Absolument! Je pourrais aller en Allemagne, en Autriche ou au Liechtenstein demain. Ce n'est pas ce qu'on veut, mais bon...
Pensez-vous que les Romands sous-estiment, délaissent le Tour de Suisse, parce qu'ils sont trop attirés et séduits par le Tour de France et de Romandie?
Oui, je le pense. Et c'est dommage.
Au-delà du manque d'intérêt des communes, ressentez-vous une forme d'indifférence des francophones dans les audiences sur la RTS ou le nombre de clics sur votre site?
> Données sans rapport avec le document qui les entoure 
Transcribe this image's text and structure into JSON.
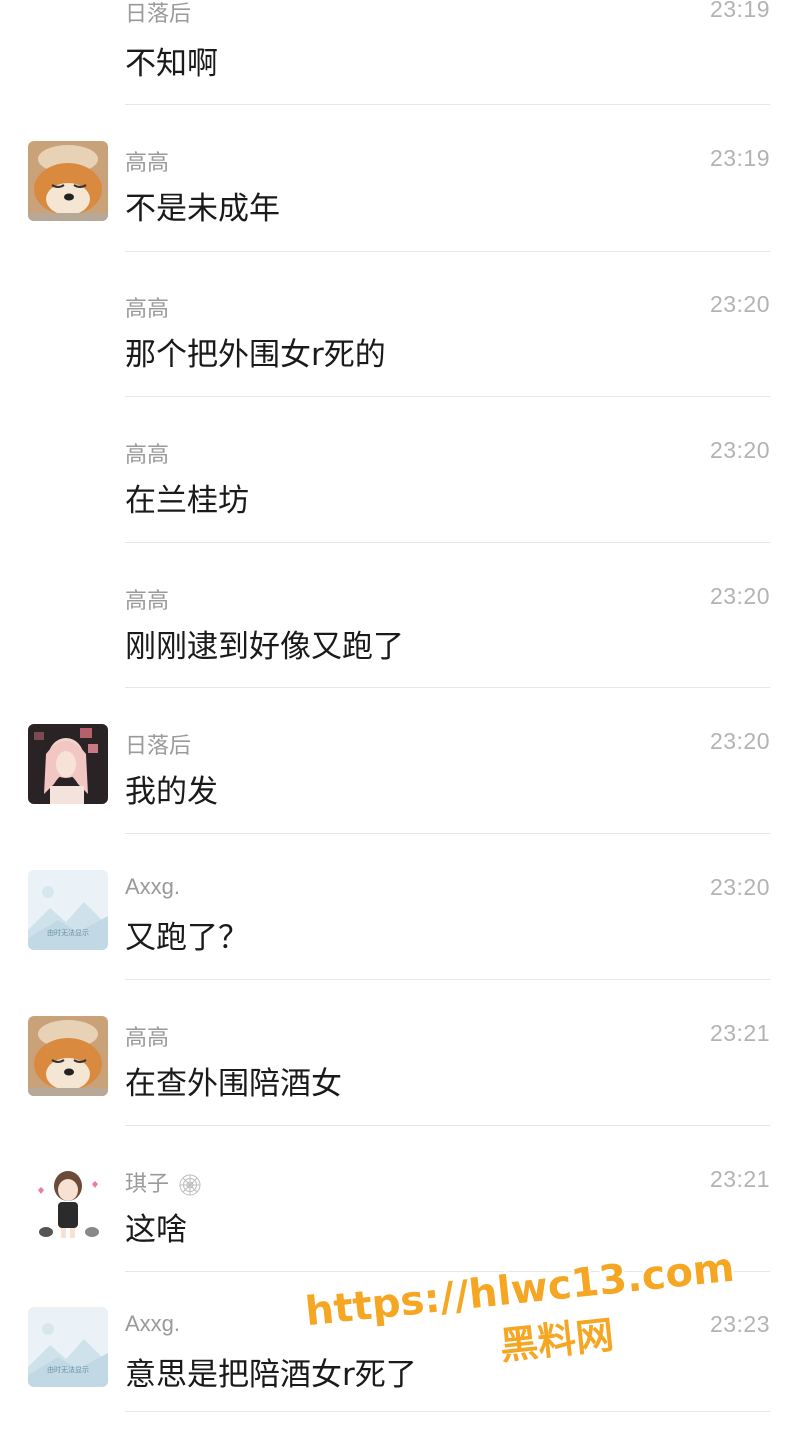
{
  "messages": [
    {
      "sender": "日落后",
      "time": "23:19",
      "text": "不知啊",
      "avatar": "none"
    },
    {
      "sender": "高高",
      "time": "23:19",
      "text": "不是未成年",
      "avatar": "shiba-dog-avatar"
    },
    {
      "sender": "高高",
      "time": "23:20",
      "text": "那个把外围女r死的",
      "avatar": "none"
    },
    {
      "sender": "高高",
      "time": "23:20",
      "text": "在兰桂坊",
      "avatar": "none"
    },
    {
      "sender": "高高",
      "time": "23:20",
      "text": "刚刚逮到好像又跑了",
      "avatar": "none"
    },
    {
      "sender": "日落后",
      "time": "23:20",
      "text": "我的发",
      "avatar": "girl-photo-avatar"
    },
    {
      "sender": "Axxg.",
      "time": "23:20",
      "text": "又跑了？",
      "avatar": "placeholder-avatar"
    },
    {
      "sender": "高高",
      "time": "23:21",
      "text": "在查外围陪酒女",
      "avatar": "shiba-dog-avatar"
    },
    {
      "sender": "琪子",
      "time": "23:21",
      "text": "这啥",
      "avatar": "cartoon-girl-avatar"
    },
    {
      "sender": "Axxg.",
      "time": "23:23",
      "text": "意思是把陪酒女r死了",
      "avatar": "placeholder-avatar"
    }
  ],
  "placeholder_avatar_caption": "由时无法显示",
  "watermark": {
    "line1": "https://hlwc13.com",
    "line2": "黑料网",
    "color": "#f5a623"
  }
}
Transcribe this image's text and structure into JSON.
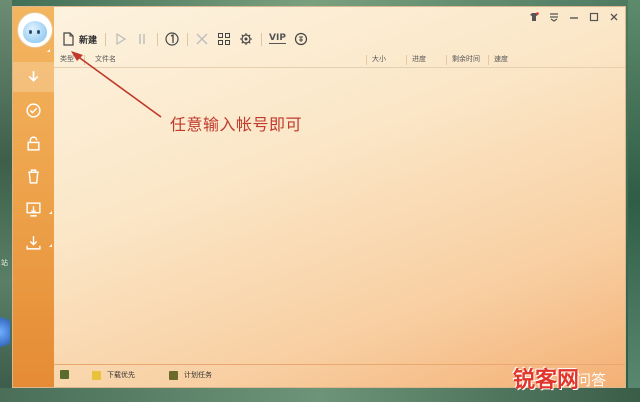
{
  "toolbar": {
    "new_label": "新建",
    "vip_label": "VIP"
  },
  "columns": {
    "type": "类型",
    "filename": "文件名",
    "size": "大小",
    "progress": "进度",
    "remaining_time": "剩余时间",
    "speed": "速度"
  },
  "annotation": {
    "text": "任意输入帐号即可",
    "color": "#c0392b"
  },
  "statusbar": {
    "download_priority": "下载优先",
    "scheduled_task": "计划任务"
  },
  "desktop": {
    "icon_label": "站"
  },
  "watermark": {
    "brand": "锐客网",
    "suffix": "问答"
  },
  "sidebar": {
    "items": [
      {
        "icon": "download-icon",
        "active": true
      },
      {
        "icon": "check-circle-icon",
        "active": false
      },
      {
        "icon": "unlock-icon",
        "active": false
      },
      {
        "icon": "trash-icon",
        "active": false
      },
      {
        "icon": "monitor-download-icon",
        "active": false
      },
      {
        "icon": "download-tray-icon",
        "active": false
      }
    ]
  },
  "colors": {
    "accent": "#f0a048",
    "annotation": "#c0392b",
    "watermark": "#e1352b"
  }
}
Oui. On constate aussi ce désintérêt au bord de la route, quand on passe en Romandie. Il y a nettement moins de monde. Je ne connais pas les chiffres de la RTS pour le Tour de Romandie, mais pour nous, ils sont vraiment bas.
Les Tessinois sont-ils plus réceptifs que nous?
Beaucoup, beaucoup plus. L'intérêt chez eux est grand, aussi parce que le Giro exerce moins de fascination sur les Tessinois que le Tour de France sur les Romands. D'ailleurs on va souvent au Tessin, et on y sera encore cette année.
Viendrez-vous quand même chez nous l'an prochain? Peut-on l'espérer?
Il y a de bonnes chances. Mais j'ai déjà dit ça par le passé et ça ne s'est pas concrétisé. On a déjà eu des accords oraux et finalement, ça ne s'est pas fait... Mais c'est aussi arrivé avec certaines villes alémaniques.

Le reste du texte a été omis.